Potato Cakes (Irish Caraway Seeds)
These simple, delicious caraway-spiced potato cakes were inspired by a description by Flurry Knox's character in Some Experiences of an Irish R.M., a classic collection of short stories by Somerville and Ross published in 1899.
"While I live I shall not forget her potato cakes. They came in hot from a pot-oven, they were speckled with caraway seeds, they swam in salt butter, and we ate them shamelessly and greasily, and washed them down with hot whiskey and water."
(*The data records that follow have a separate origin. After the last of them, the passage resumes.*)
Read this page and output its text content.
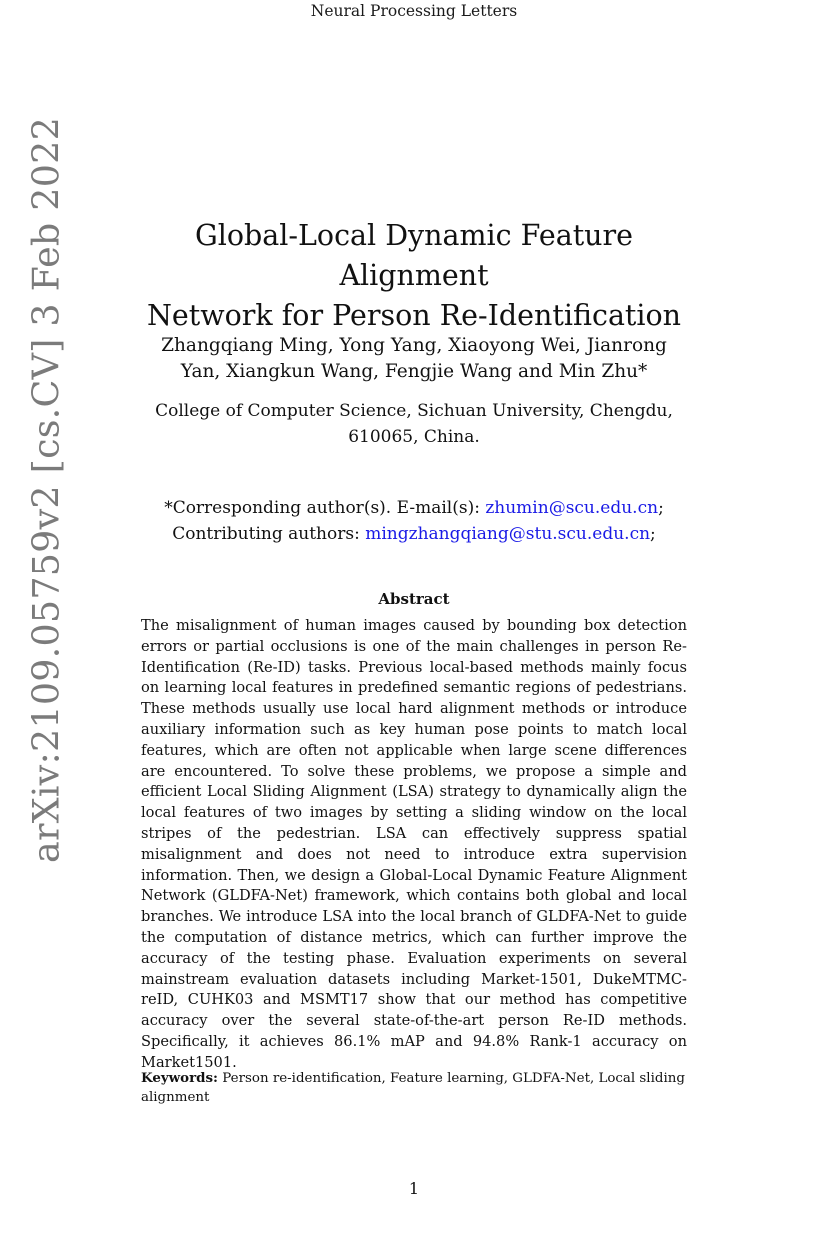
Neural Processing Letters
arXiv:2109.05759v2 [cs.CV] 3 Feb 2022	Global-Local Dynamic Feature Alignment
Network for Person Re-Identification
Zhangqiang Ming, Yong Yang, Xiaoyong Wei, Jianrong
Yan, Xiangkun Wang, Fengjie Wang and Min Zhu*
College of Computer Science, Sichuan University, Chengdu,
610065, China.
*Corresponding author(s). E-mail(s): zhumin@scu.edu.cn;
Contributing authors: mingzhangqiang@stu.scu.edu.cn;
Abstract

The misalignment of human images caused by bounding box detection errors or partial occlusions is one of the main challenges in person Re-Identification (Re-ID) tasks. Previous local-based methods mainly focus on learning local features in predefined semantic regions of pedestrians. These methods usually use local hard alignment methods or introduce auxiliary information such as key human pose points to match local features, which are often not applicable when large scene differences are encountered. To solve these problems, we propose a simple and efficient Local Sliding Alignment (LSA) strategy to dynamically align the local features of two images by setting a sliding window on the local stripes of the pedestrian. LSA can effectively suppress spatial misalignment and does not need to introduce extra supervision information. Then, we design a Global-Local Dynamic Feature Alignment Network (GLDFA-Net) framework, which contains both global and local branches. We introduce LSA into the local branch of GLDFA-Net to guide the computation of distance metrics, which can further improve the accuracy of the testing phase. Evaluation experiments on several mainstream evaluation datasets including Market-1501, DukeMTMC-reID, CUHK03 and MSMT17 show that our method has competitive accuracy over the several state-of-the-art person Re-ID methods. Specifically, it achieves 86.1% mAP and 94.8% Rank-1 accuracy on Market1501.

Keywords: Person re-identification, Feature learning, GLDFA-Net, Local sliding alignment
1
Reading that made my mouth water, so I knew I had to try and make this work of fiction a reality in my own kitchen. The recipe is a wonderful way of using up leftover mashed potato.
1½ lbs yellow or white potatoes (4-5 large)
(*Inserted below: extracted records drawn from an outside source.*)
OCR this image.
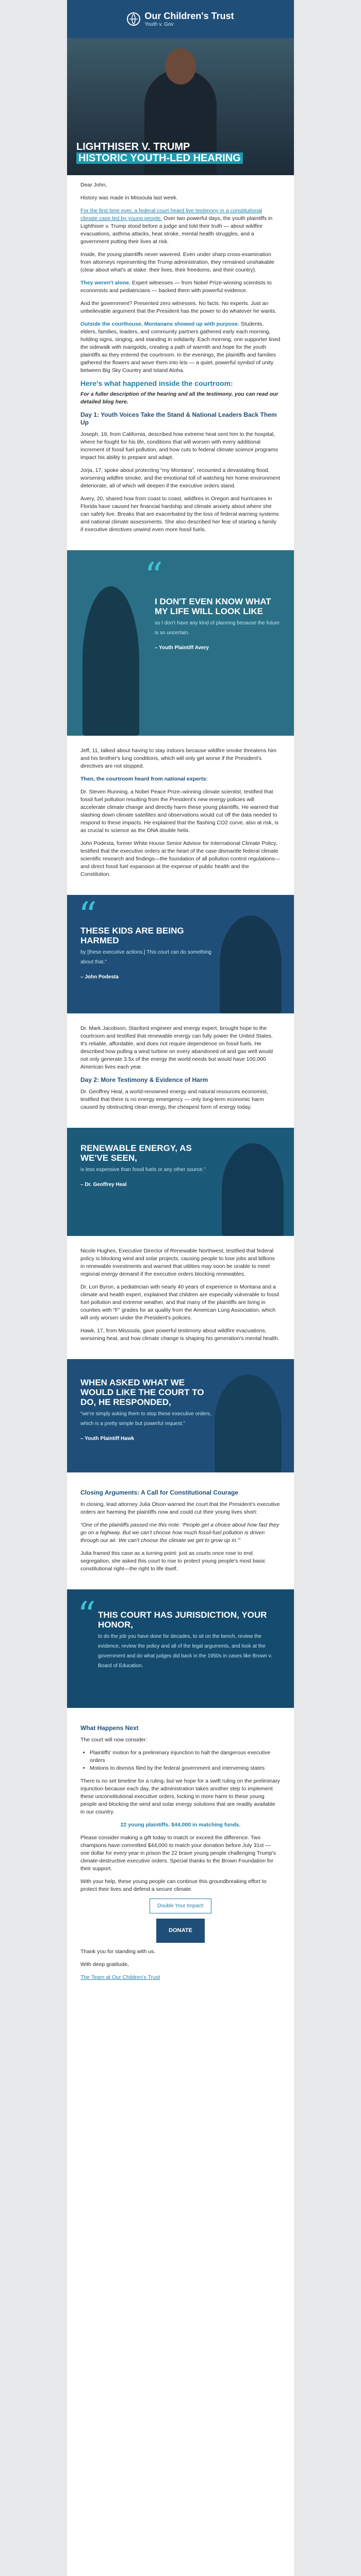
Our Children's Trust
Youth v. Gov
LIGHTHISER V. TRUMP
HISTORIC YOUTH-LED HEARING

Dear John,

History was made in Missoula last week.

For the first time ever, a federal court heard live testimony in a constitutional climate case led by young people. Over two powerful days, the youth plaintiffs in Lighthiser v. Trump stood before a judge and told their truth — about wildfire evacuations, asthma attacks, heat stroke, mental health struggles, and a government putting their lives at risk.

Inside, the young plaintiffs never wavered. Even under sharp cross-examination from attorneys representing the Trump administration, they remained unshakable (clear about what's at stake: their lives, their freedoms, and their country).

They weren't alone. Expert witnesses — from Nobel Prize-winning scientists to economists and pediatricians — backed them with powerful evidence.

And the government? Presented zero witnesses. No facts. No experts. Just an unbelievable argument that the President has the power to do whatever he wants.

Outside the courthouse, Montanans showed up with purpose. Students, elders, families, leaders, and community partners gathered early each morning, holding signs, singing, and standing in solidarity. Each morning, one supporter lined the sidewalk with marigolds, creating a path of warmth and hope for the youth plaintiffs as they entered the courtroom. In the evenings, the plaintiffs and families gathered the flowers and wove them into leis — a quiet, powerful symbol of unity between Big Sky Country and Island Aloha.

Here's what happened inside the courtroom:

For a fuller description of the hearing and all the testimony, you can read our detailed blog here.

Day 1: Youth Voices Take the Stand & National Leaders Back Them Up

Joseph, 19, from California, described how extreme heat sent him to the hospital, where he fought for his life, conditions that will worsen with every additional increment of fossil fuel pollution, and how cuts to federal climate science programs impact his ability to prepare and adapt.

Jorja, 17, spoke about protecting “my Montana”, recounted a devastating flood, worsening wildfire smoke, and the emotional toll of watching her home environment deteriorate, all of which will deepen if the executive orders stand.

Avery, 20, shared how from coast to coast, wildfires in Oregon and hurricanes in Florida have caused her financial hardship and climate anxiety about where she can safely live. Breaks that are exacerbated by the loss of federal warning systems and national climate assessments. She also described her fear of starting a family if executive directives unwind even more fossil fuels.

“
I DON'T EVEN KNOW WHAT MY LIFE WILL LOOK LIKE
so I don't have any kind of planning because the future is so uncertain.
– Youth Plaintiff Avery

Jeff, 11, talked about having to stay indoors because wildfire smoke threatens him and his brother's lung conditions, which will only get worse if the President's directives are not stopped.

Then, the courtroom heard from national experts:

Dr. Steven Running, a Nobel Peace Prize–winning climate scientist, testified that fossil fuel pollution resulting from the President's new energy policies will accelerate climate change and directly harm these young plaintiffs. He warned that slashing down climate satellites and observations would cut off the data needed to respond to these impacts. He explained that the flashing CO2 curve, also at risk, is as crucial to science as the DNA double helix.

John Podesta, former White House Senior Advisor for International Climate Policy, testified that the executive orders at the heart of the case dismantle federal climate scientific research and findings—the foundation of all pollution control regulations—and direct fossil fuel expansion at the expense of public health and the Constitution.

“
THESE KIDS ARE BEING HARMED
by [these executive actions.] This court can do something about that.”
– John Podesta

Dr. Mark Jacobson, Stanford engineer and energy expert, brought hope to the courtroom and testified that renewable energy can fully power the United States. It's reliable, affordable, and does not require dependence on fossil fuels. He described how pulling a wind turbine on every abandoned oil and gas well would not only generate 3.5x of the energy the world needs but would have 100,000 American lives each year.

Day 2: More Testimony & Evidence of Harm

Dr. Geoffrey Heal, a world-renowned energy and natural resources economist, testified that there is no energy emergency — only long-term economic harm caused by obstructing clean energy, the cheapest form of energy today.

RENEWABLE ENERGY, AS WE'VE SEEN,
is less expensive than fossil fuels or any other source.”
– Dr. Geoffrey Heal

Nicole Hughes, Executive Director of Renewable Northwest, testified that federal policy is blocking wind and solar projects, causing people to lose jobs and billions in renewable investments and warned that utilities may soon be unable to meet regional energy demand if the executive orders blocking renewables.

Dr. Lori Byron, a pediatrician with nearly 40 years of experience in Montana and a climate and health expert, explained that children are especially vulnerable to fossil fuel pollution and extreme weather, and that many of the plaintiffs are living in counties with “F” grades for air quality from the American Lung Association, which will only worsen under the President's policies.

Hawk, 17, from Missoula, gave powerful testimony about wildfire evacuations, worsening heat, and how climate change is shaping his generation's mental health.

WHEN ASKED WHAT WE WOULD LIKE THE COURT TO DO, HE RESPONDED,
“we're simply asking them to stop these executive orders, which is a pretty simple but powerful request.”
– Youth Plaintiff Hawk
Closing Arguments: A Call for Constitutional Courage

In closing, lead attorney Julia Olson warned the court that the President's executive orders are harming the plaintiffs now and could cut their young lives short:

“One of the plaintiffs passed me this note: ‘People get a choice about how fast they go on a highway. But we can't choose how much fossil-fuel pollution is driven through our air. We can't choose the climate we get to grow up in.’”

Julia framed this case as a turning point: just as courts once rose to end segregation, she asked this court to rise to protect young people's most basic constitutional right—the right to life itself.

“ THIS COURT HAS JURISDICTION, YOUR HONOR,
to do the job you have done for decades, to sit on the bench, review the evidence, review the policy and all of the legal arguments, and look at the government and do what judges did back in the 1950s in cases like Brown v. Board of Education.
What Happens Next

The court will now consider:

• Plaintiffs' motion for a preliminary injunction to halt the dangerous executive orders
• Motions to dismiss filed by the federal government and intervening states

There is no set timeline for a ruling, but we hope for a swift ruling on the preliminary injunction because each day, the administration takes another step to implement these unconstitutional executive orders, locking in more harm to these young people and blocking the wind and solar energy solutions that are readily available in our country.

22 young plaintiffs. $44,000 in matching funds.

Please consider making a gift today to match or exceed the difference. Two champions have committed $44,000 to match your donation before July 31st — one dollar for every year in prison the 22 brave young people challenging Trump's climate-destructive executive orders. Special thanks to the Brown Foundation for their support.

With your help, these young people can continue this groundbreaking effort to protect their lives and defend a secure climate.

Double Your Impact!

DONATE

Thank you for standing with us.

With deep gratitude,

The Team at Our Children's Trust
¼ medium yellow onion (~ 2 oz)
2-3 sprigs fresh parsley
3 Tbsp. butter
1 tsp. caraway seeds
¾ tsp. sea salt
¼ tsp. black pepper, freshly ground
1/3 cup + 1 Tbsp. all-purpose flour, unbleached
1½ Tbsp. butter, divided
Place 1½ lbs yellow or white potatoes in a large saucepan and season heavily with kosher salt. Bring to a boil over medium-high heat, then reduce the heat to maintain a lively simmer and cook until the potatoes are knife tender, about 25 minutes.
Meanwhile, finely chop ½ medium yellow onion (about 1/3 cup). Pick and finely chop the leaves from 2-3 fresh parsley sprigs until you have 1 Tbsp. Melt 3 Tbsp. of the unsalted butter in a small frying pan over medium heat. Add the onion and cook until softened but not browned, about 2 minutes. Remove the pan from the heat.
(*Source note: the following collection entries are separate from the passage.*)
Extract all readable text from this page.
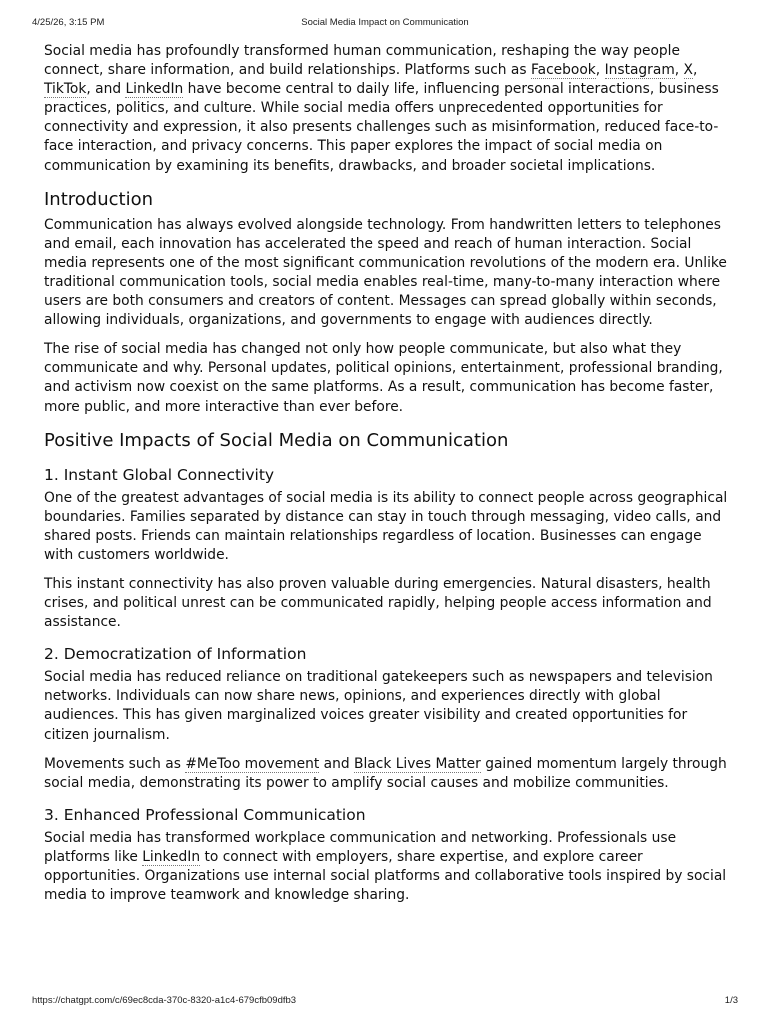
4/25/26, 3:15 PM	Social Media Impact on Communication

Social media has profoundly transformed human communication, reshaping the way people connect, share information, and build relationships. Platforms such as Facebook, Instagram, X, TikTok, and LinkedIn have become central to daily life, influencing personal interactions, business practices, politics, and culture. While social media offers unprecedented opportunities for connectivity and expression, it also presents challenges such as misinformation, reduced face-to-face interaction, and privacy concerns. This paper explores the impact of social media on communication by examining its benefits, drawbacks, and broader societal implications.

Introduction

Communication has always evolved alongside technology. From handwritten letters to telephones and email, each innovation has accelerated the speed and reach of human interaction. Social media represents one of the most significant communication revolutions of the modern era. Unlike traditional communication tools, social media enables real-time, many-to-many interaction where users are both consumers and creators of content. Messages can spread globally within seconds, allowing individuals, organizations, and governments to engage with audiences directly.

The rise of social media has changed not only how people communicate, but also what they communicate and why. Personal updates, political opinions, entertainment, professional branding, and activism now coexist on the same platforms. As a result, communication has become faster, more public, and more interactive than ever before.

Positive Impacts of Social Media on Communication
1. Instant Global Connectivity

One of the greatest advantages of social media is its ability to connect people across geographical boundaries. Families separated by distance can stay in touch through messaging, video calls, and shared posts. Friends can maintain relationships regardless of location. Businesses can engage with customers worldwide.

This instant connectivity has also proven valuable during emergencies. Natural disasters, health crises, and political unrest can be communicated rapidly, helping people access information and assistance.

2. Democratization of Information

Social media has reduced reliance on traditional gatekeepers such as newspapers and television networks. Individuals can now share news, opinions, and experiences directly with global audiences. This has given marginalized voices greater visibility and created opportunities for citizen journalism.

Movements such as #MeToo movement and Black Lives Matter gained momentum largely through social media, demonstrating its power to amplify social causes and mobilize communities.

3. Enhanced Professional Communication

Social media has transformed workplace communication and networking. Professionals use platforms like LinkedIn to connect with employers, share expertise, and explore career opportunities. Organizations use internal social platforms and collaborative tools inspired by social media to improve teamwork and knowledge sharing.

https://chatgpt.com/c/69ec8cda-370c-8320-a1c4-679cfb09dfb3	1/3
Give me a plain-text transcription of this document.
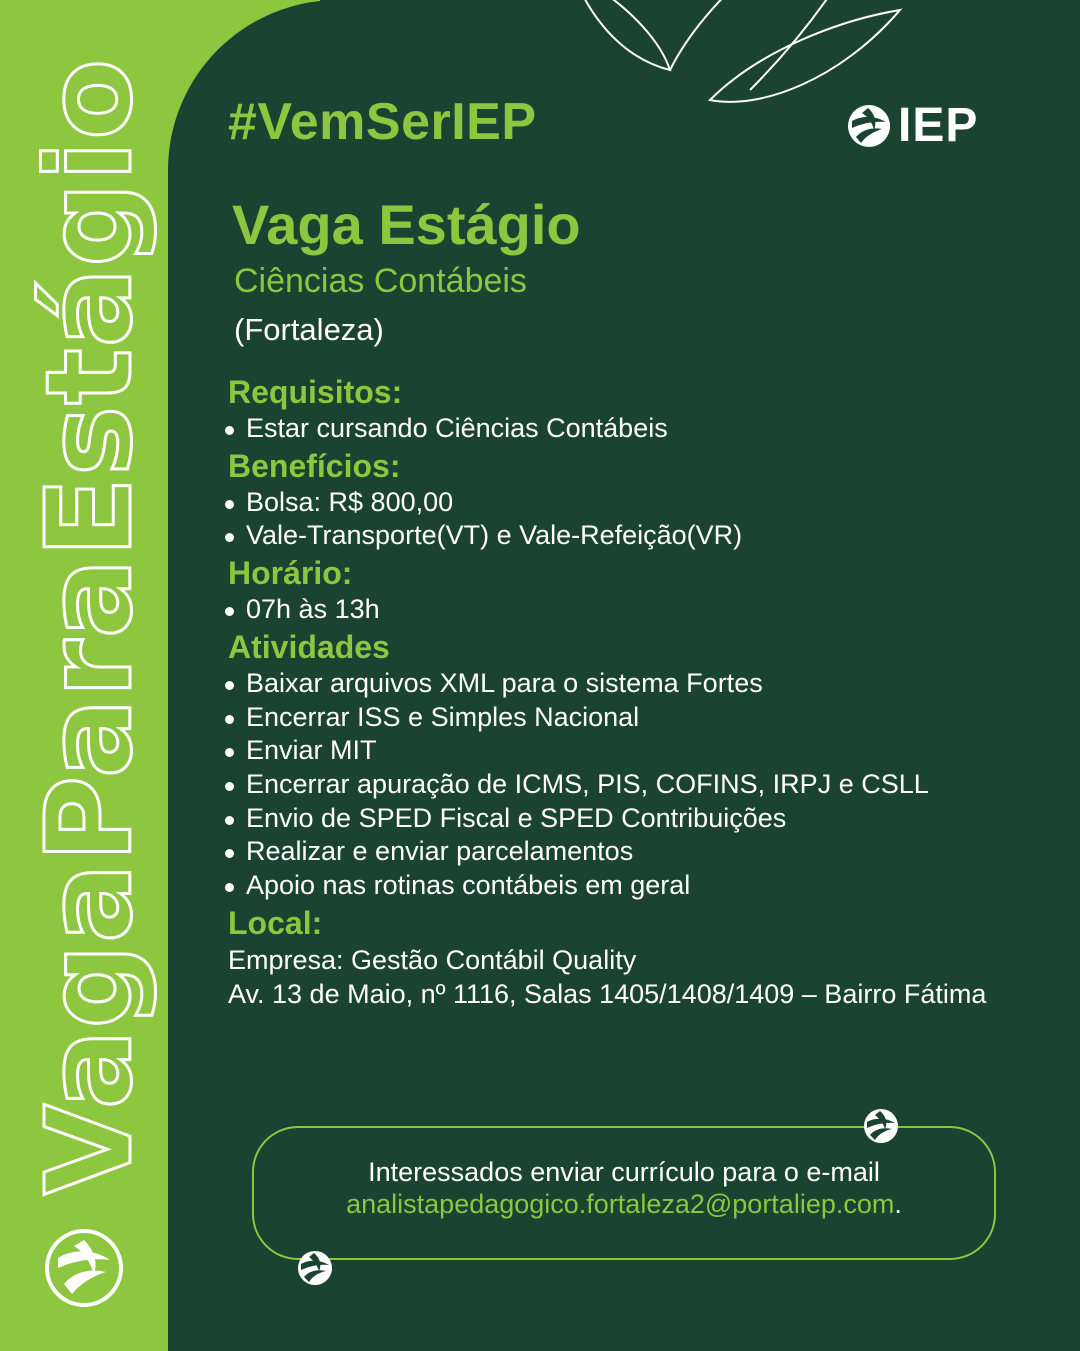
VagaParaEstágio #VemSerIEP	IEP
Vaga Estágio
Ciências Contábeis
(Fortaleza)
Requisitos:
Estar cursando Ciências Contábeis
Benefícios:
Bolsa: R$ 800,00
Vale-Transporte(VT) e Vale-Refeição(VR)
Horário:
07h às 13h
Atividades
Baixar arquivos XML para o sistema Fortes
Encerrar ISS e Simples Nacional
Enviar MIT
Encerrar apuração de ICMS, PIS, COFINS, IRPJ e CSLL
Envio de SPED Fiscal e SPED Contribuições
Realizar e enviar parcelamentos
Apoio nas rotinas contábeis em geral
Local:
Empresa: Gestão Contábil Quality
Av. 13 de Maio, nº 1116, Salas 1405/1408/1409 – Bairro Fátima
Interessados enviar currículo para o e-mail
analistapedagogico.fortaleza2@portaliep.com.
When the potatoes are ready, drain. Peel while still hot. Pass the potatoes through a ricer or a food mill into a large bowl, or place in the bowl and mash with a potato masher until smooth. Add the parsley, onion, 1 tsp. caraway seeds, ¾ tsp. kosher salt, and ¼ tsp. black pepper, and stir to combine. Add 1/3 cup plus 1 Tbsp. all-purpose flour and stir until combined.
Knead the mixture in the bowl a little until smooth. Transfer to a work surface and roll out with a rolling pin until about ½" thick. Using a 3" round cutter, cut out as many rounds as possible. Gather the scraps together and re-roll and cut more rounds until you have 12 total. Place on a baking sheet and refrigerate for 10-15 minutes to firm up.
Melt ½ Tbsp. unsalted butter in a large nonstick frying pan over medium-high heat. Add 4 of the cakes and fry until golden-brown, 2-3 minutes per side. Transfer to a plate and repeat frying the remaining cakes in 2 more batches, adding ½ Tbsp. unsalted butter to the pan before each batch.
Makes 12 (3") cakes or 6 servings.
Cook's Notes:
- Storage: Leftovers can be refrigerated in an airtight container for up to 4 days.
- Go for Yukon Golds: The recipe calls for yellow or round white potatoes, but in the U.S. Yukon Gold potatoes are a good swap-in.
- Cook the potatoes in their skins: Although you can certainly start with leftover mashed potatoes, this recipe includes a method for making them. I recommend boiling the potatoes in their jackets because they retain their flavour when cooked and there is less waste when peeled.
- Do a taste test: Before cooking off the entire batch, cook off a little morsel of the potato mixture, taste for seasoning, and tweak if necessary.
- Don't toss the peels: Use the potato peelings to make potato peel crisps. Deep-fry until golden-brown and crisp, sprinkle with Irish sea salt, and enjoy.